Clowns to the left of me, jokers to the right. And here I am.
This week has been horrible. Lots of emotions, thoughts, insights, and soul searching.
I'm struggling to understand how or why bad things happen to the most amazing, kind, caring people on the planet. Three of my friends have miscarried over the past month and I have no idea why. I was absolutely heartbroken when I found out about each of them (2 occurred this week), and collapsed in grief on Thursday as a result. Is it selfish to be so sad for them? Maybe, but I would actually cut off my right arm for any of them to take away the pain - physical and emotional - that these women are feeling.
I just don't get it. It's not fair.
So, here I sit, at Logan airport. Watching all these people coming and going to their destinations and I wonder if they have ever felt guilty about going away on vacation when people they love are hurting? I feel like a horrible person leaving to have fun, but I know that there is nothing I can say or undo what has happened. Yet I feel guilty. Several of the friends I am going to see are friends with one of the women who lost her baby this week. I'm sure we will all be happy to see each other, but she will be weighing heavily in our hearts all the same.
Sorry to be so deep and introspective. Now I will get to the funny shit.

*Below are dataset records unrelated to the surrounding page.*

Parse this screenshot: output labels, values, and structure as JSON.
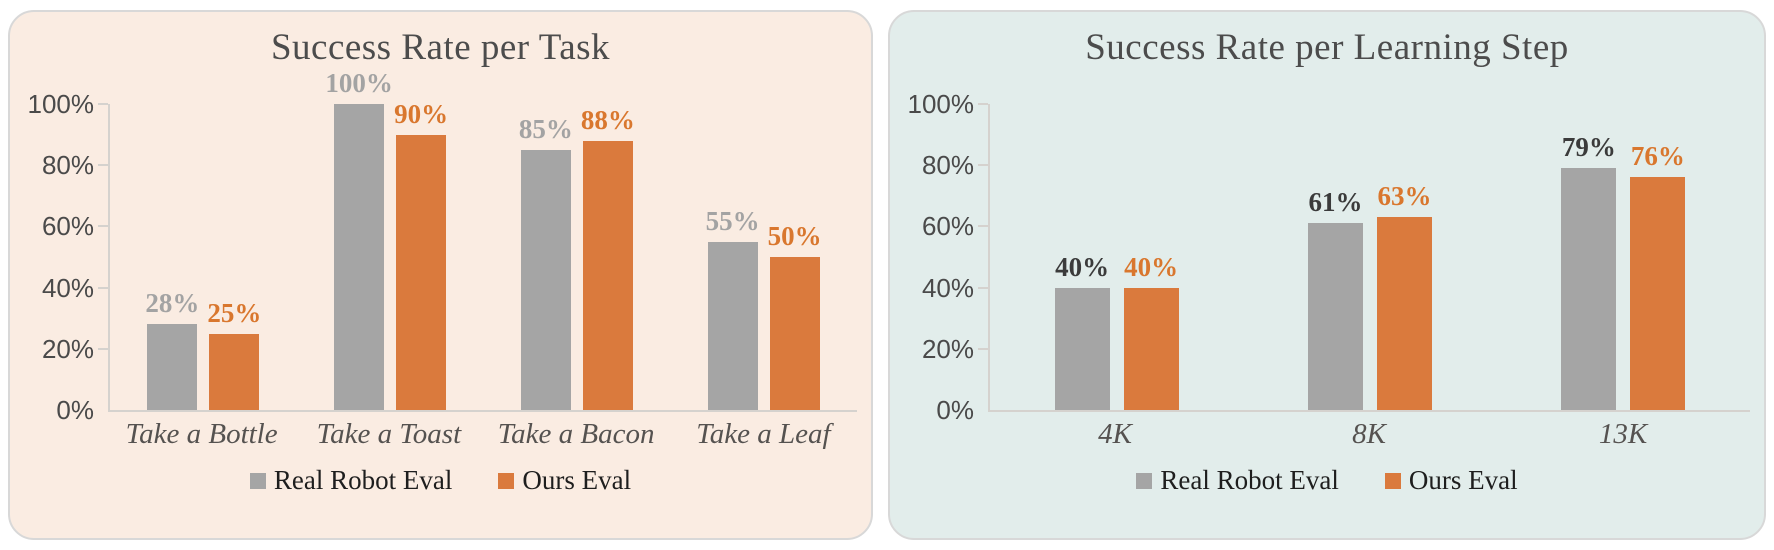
{
  "page": {
    "background": "#ffffff"
  },
  "chart_data": [
    {
      "type": "bar",
      "title": "Success Rate per Task",
      "panel_bg": "#FAECE2",
      "categories": [
        "Take a Bottle",
        "Take a Toast",
        "Take a Bacon",
        "Take a Leaf"
      ],
      "series": [
        {
          "name": "Real Robot Eval",
          "color": "#A5A5A5",
          "label_color": "#A3A3A3",
          "values": [
            28,
            100,
            85,
            55
          ]
        },
        {
          "name": "Ours Eval",
          "color": "#DA7A3D",
          "label_color": "#D9772E",
          "values": [
            25,
            90,
            88,
            50
          ]
        }
      ],
      "value_suffix": "%",
      "y_ticks": [
        "0%",
        "20%",
        "40%",
        "60%",
        "80%",
        "100%"
      ],
      "ylim": [
        0,
        100
      ],
      "grid": false,
      "legend_position": "bottom"
    },
    {
      "type": "bar",
      "title": "Success Rate per Learning Step",
      "panel_bg": "#E2EDEB",
      "categories": [
        "4K",
        "8K",
        "13K"
      ],
      "series": [
        {
          "name": "Real Robot Eval",
          "color": "#A5A5A5",
          "label_color": "#3B3B3B",
          "values": [
            40,
            61,
            79
          ]
        },
        {
          "name": "Ours Eval",
          "color": "#DA7A3D",
          "label_color": "#D9772E",
          "values": [
            40,
            63,
            76
          ]
        }
      ],
      "value_suffix": "%",
      "y_ticks": [
        "0%",
        "20%",
        "40%",
        "60%",
        "80%",
        "100%"
      ],
      "ylim": [
        0,
        100
      ],
      "grid": false,
      "legend_position": "bottom"
    }
  ]
}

There are several people coming on this trip that make me wonder if they have ever been on a fucking vacation before. Questions of what to buy, where to buy it, what to wear, what to pack, how much money to bring, will they provide towels, where the electrical outlets will be in the room, will it be hot in florida...the list keeps building. I cannot make is shit up. I am pretty sure someone will be thrown overboard by this trips end. It may be me for being bitchy and intolerant. So be it. I am prepared for it, if it will spare me from the mind numbing idiocy.
These are friggin grown ass women! I am absolutely stunned that they are that unsavvy that they cannot do some googling themselves to answer the most banal questions. Cmon people. Use the gray matter in your cranium.
It's going to be interesting. That's for damn sure. I will keep you all posted!